Help translating mnist/pytorch_example to tabular data!

afogarty85 commented 3 years ago

Good Afternoon!

I figured out much of my issues, which chiefly seemed to be the required use of VectorAssembler for my tabular data.

However, in following this guide: https://databricks.com/notebooks/simple-aws/petastorm-spark-converter-pytorch.html

I am unable to run section 5, the distributed training as I get the following error:

[1,4]<stderr>:Failed loading Unischema from metadata in %s. Assuming the dataset was not created with Petastorm. Will try to construct from native Parquet schema. [1,4]<stderr>:Recovering rowgroup information for the entire dataset. This can take a long time for datasets with large number of files. If this dataset was generated by Petastorm (i.e. by using "with materialize_dataset(...)") and you still see this message, this indicates that the materialization did not finish successfully. NoDataAvailableError: Number of row-groups in the dataset must be greater or equal to the number of requested shards. Otherwise, some of the shards will end up being empty.

I am not sure why there is this error, because in section 2 of the guide, we use:

make_spark_converter to transform spark dataframes to Petastorm.

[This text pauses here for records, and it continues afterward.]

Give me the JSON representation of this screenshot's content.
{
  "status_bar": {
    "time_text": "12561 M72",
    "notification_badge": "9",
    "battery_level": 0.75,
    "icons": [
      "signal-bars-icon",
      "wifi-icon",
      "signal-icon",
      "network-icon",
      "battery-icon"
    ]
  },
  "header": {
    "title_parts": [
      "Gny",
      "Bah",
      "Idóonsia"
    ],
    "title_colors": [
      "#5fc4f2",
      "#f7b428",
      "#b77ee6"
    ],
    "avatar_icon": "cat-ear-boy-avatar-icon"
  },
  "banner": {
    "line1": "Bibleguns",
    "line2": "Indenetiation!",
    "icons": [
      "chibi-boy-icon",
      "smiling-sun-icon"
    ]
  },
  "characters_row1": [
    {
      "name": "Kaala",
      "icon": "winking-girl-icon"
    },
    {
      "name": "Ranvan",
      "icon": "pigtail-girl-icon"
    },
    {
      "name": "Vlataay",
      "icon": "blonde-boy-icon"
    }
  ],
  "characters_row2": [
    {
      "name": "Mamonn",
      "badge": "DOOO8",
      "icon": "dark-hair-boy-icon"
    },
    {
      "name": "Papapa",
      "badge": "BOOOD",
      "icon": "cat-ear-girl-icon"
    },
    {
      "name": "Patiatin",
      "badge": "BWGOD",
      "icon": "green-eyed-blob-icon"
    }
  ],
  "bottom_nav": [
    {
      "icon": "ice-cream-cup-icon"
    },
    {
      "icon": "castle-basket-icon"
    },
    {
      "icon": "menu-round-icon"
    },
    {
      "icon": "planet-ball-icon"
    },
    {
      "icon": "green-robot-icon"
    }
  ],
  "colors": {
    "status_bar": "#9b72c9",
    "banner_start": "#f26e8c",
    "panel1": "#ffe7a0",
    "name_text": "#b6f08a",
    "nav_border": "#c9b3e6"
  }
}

A potential issue is associated with this result:

print(hvd.rank(), hvd.size()) [0, 1]

selitvin commented 3 years ago

Are you running the exact same code as in the tutorial (converter_train.make_torch_dataloader)? I'd expect this kind of message to show if you are creating a reader using make_reader instead of make_batch_reader. Do you have the full call stack of the failure?

afogarty85 commented 3 years ago

Are you running the exact same code as in the tutorial (converter_train.make_torch_dataloader)? I'd expect this kind of message to show if you are creating a reader using make_reader instead of make_batch_reader. Do you have the full call stack of the failure?

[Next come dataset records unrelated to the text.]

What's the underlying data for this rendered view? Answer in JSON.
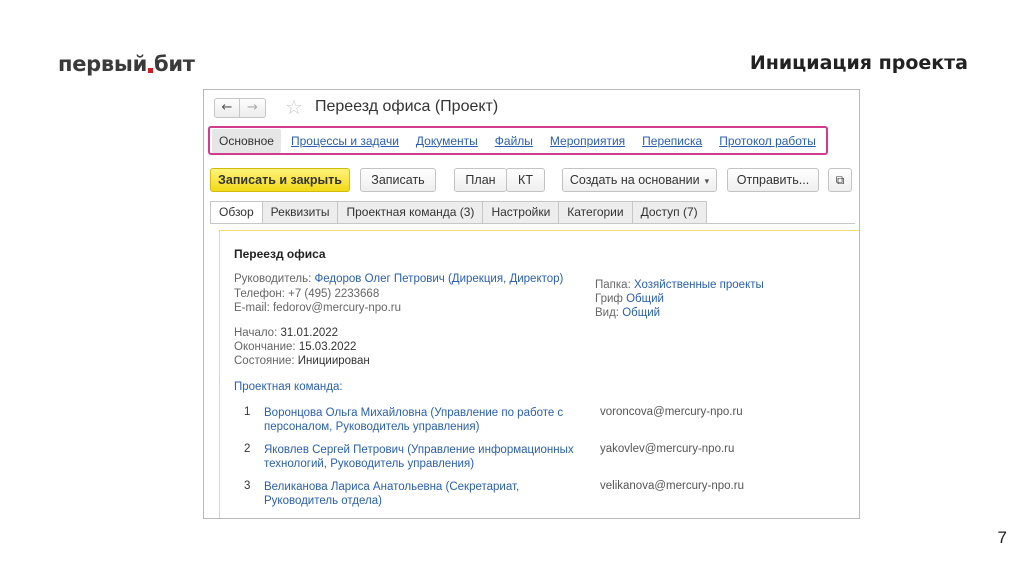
{
  "slide": {
    "logo_left": "первый",
    "logo_right": "бит",
    "title": "Инициация проекта",
    "page_number": "7"
  },
  "window": {
    "title": "Переезд офиса (Проект)",
    "back_glyph": "←",
    "forward_glyph": "→",
    "star_glyph": "☆"
  },
  "nav_tabs": [
    "Основное",
    "Процессы и задачи",
    "Документы",
    "Файлы",
    "Мероприятия",
    "Переписка",
    "Протокол работы"
  ],
  "toolbar": {
    "save_close": "Записать и закрыть",
    "save": "Записать",
    "plan": "План",
    "kt": "КТ",
    "create_based": "Создать на основании",
    "create_caret": "▾",
    "send": "Отправить...",
    "extra_glyph": "⧉"
  },
  "form_tabs": [
    "Обзор",
    "Реквизиты",
    "Проектная команда (3)",
    "Настройки",
    "Категории",
    "Доступ (7)"
  ],
  "overview": {
    "project_title": "Переезд офиса",
    "manager_label": "Руководитель:",
    "manager_value": "Федоров Олег Петрович (Дирекция, Директор)",
    "phone_label": "Телефон:",
    "phone_value": "+7 (495) 2233668",
    "email_label": "E-mail:",
    "email_value": "fedorov@mercury-npo.ru",
    "start_label": "Начало:",
    "start_value": "31.01.2022",
    "end_label": "Окончание:",
    "end_value": "15.03.2022",
    "state_label": "Состояние:",
    "state_value": "Инициирован",
    "folder_label": "Папка:",
    "folder_value": "Хозяйственные проекты",
    "grif_label": "Гриф",
    "grif_value": "Общий",
    "view_label": "Вид:",
    "view_value": "Общий",
    "team_label": "Проектная команда:",
    "team": [
      {
        "num": "1",
        "name_line1": "Воронцова Ольга Михайловна (Управление по работе с",
        "name_line2": "персоналом, Руководитель управления)",
        "email": "voroncova@mercury-npo.ru"
      },
      {
        "num": "2",
        "name_line1": "Яковлев Сергей Петрович (Управление информационных",
        "name_line2": "технологий, Руководитель управления)",
        "email": "yakovlev@mercury-npo.ru"
      },
      {
        "num": "3",
        "name_line1": "Великанова Лариса Анатольевна (Секретариат,",
        "name_line2": "Руководитель отдела)",
        "email": "velikanova@mercury-npo.ru"
      }
    ]
  }
}
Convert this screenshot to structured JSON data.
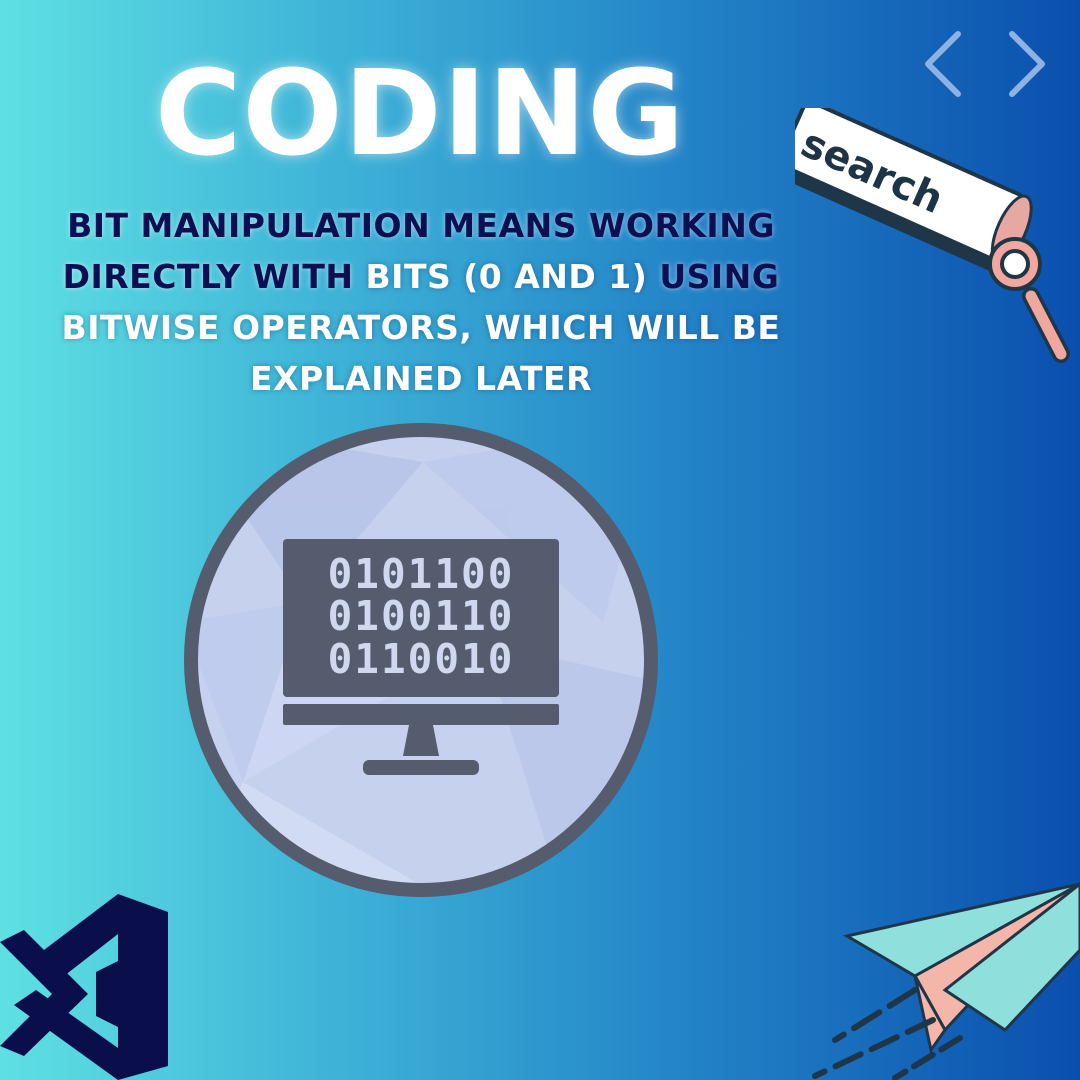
{
  "title": "CODING",
  "paragraph": {
    "line1": "BIT MANIPULATION MEANS WORKING",
    "line2a": "DIRECTLY WITH",
    "line2b": "BITS (0 AND 1)",
    "line2c": "USING",
    "line3": "BITWISE OPERATORS, WHICH WILL BE",
    "line4": "EXPLAINED LATER"
  },
  "monitor": {
    "row1": "0101100",
    "row2": "0100110",
    "row3": "0110010"
  },
  "search_bar": {
    "label": "search"
  },
  "icons": {
    "nav": [
      "chevron-left-icon",
      "chevron-right-icon"
    ],
    "logo": "visual-studio-logo",
    "decor": [
      "search-bar-illustration",
      "magnifier-icon",
      "computer-monitor-icon",
      "paper-plane-illustration"
    ]
  },
  "colors": {
    "title": "#ffffff",
    "dark_text": "#0c0f52",
    "circle_fill": "#c6d1ee",
    "circle_stroke": "#555c6d",
    "monitor": "#555c6d",
    "logo": "#0a0e4a",
    "plane_teal": "#8fe0dc",
    "plane_pink": "#f5b6aa"
  }
}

I've actually gotten petastorm to work now despite the errors coming up still.

However, I am stuck on figuring out how to use transform_spec (which seems to be a DataBricks invention?) to generate a torch nn.Embedding() matrix. I think the issue has to deal with the way batches are loaded in this argument:

with converter_train.make_torch_dataloader(transform_spec=get_transform_spec_train()) as dataloader_train:
  #something in the dataloader here causing issues
  sample = next(iter(dataloader_train))
  print(sample)

as I get an index error out of range, but the shapes look perfect:

out of loop shape torch.Size([28930, 4])
in loop shape torch.Size([28930, 4])
Worker 1 terminated: unexpected exception:
Traceback (most recent call last):
  File "/databricks/python/lib/python3.7/site-packages/petastorm/workers_pool/thread_pool.py", line 62, in run
    self._worker_impl.process(*args, **kargs)
  File "/databricks/python/lib/python3.7/site-packages/petastorm/arrow_reader_worker.py", line 167, in process
    lambda: self._load_rows(parquet_file, piece, shuffle_row_drop_partition))
  File "/databricks/python/lib/python3.7/site-packages/petastorm/cache.py", line 39, in get
    return fill_cache_func()
  File "/databricks/python/lib/python3.7/site-packages/petastorm/arrow_reader_worker.py", line 167, in <lambda>
    lambda: self._load_rows(parquet_file, piece, shuffle_row_drop_partition))
  File "/databricks/python/lib/python3.7/site-packages/petastorm/arrow_reader_worker.py", line 195, in _load_rows
    transformed_result = self._transform_spec.func(result_as_pandas)
  File "<command-2158640876504853>", line 31, in transform_row_train
    embeddings.append(emb(cats[:, i]))
  File "/databricks/python/lib/python3.7/site-packages/torch/nn/modules/module.py", line 722, in _call_impl
    result = self.forward(*input, **kwargs)
  File "/databricks/python/lib/python3.7/site-packages/torch/nn/modules/sparse.py", line 126, in forward
    self.norm_type, self.scale_grad_by_freq, self.sparse)
  File "/databricks/python/lib/python3.7/site-packages/torch/nn/functional.py", line 1814, in embedding
    return torch.embedding(weight, input, padding_idx, scale_grad_by_freq, sparse)
**IndexError: index out of range in self**

code to turn categorical variables into nn.Embedding() look up table

def transform_row_train(pd_batch):
  """
  The input and output of this function must be pandas dataframes.
  Do data augmentation for the training dataset only.
  """
  # normalize features
  pd_batch['features'] = pd_batch['features'].map(lambda x: x - train_means.flatten())
  pd_batch['features'] = pd_batch['features'].map(lambda x: np.true_divide(x, train_stds.flatten() + 0.00001))

  # turn to int64
  pd_batch['cats'] = pd_batch['cats'].map(lambda x: np.array(x, dtype = np.int64))
  # create columns
  cats_df = pd.DataFrame(pd_batch['cats'].tolist(), columns=[f'col_{num}' for num in range(4)])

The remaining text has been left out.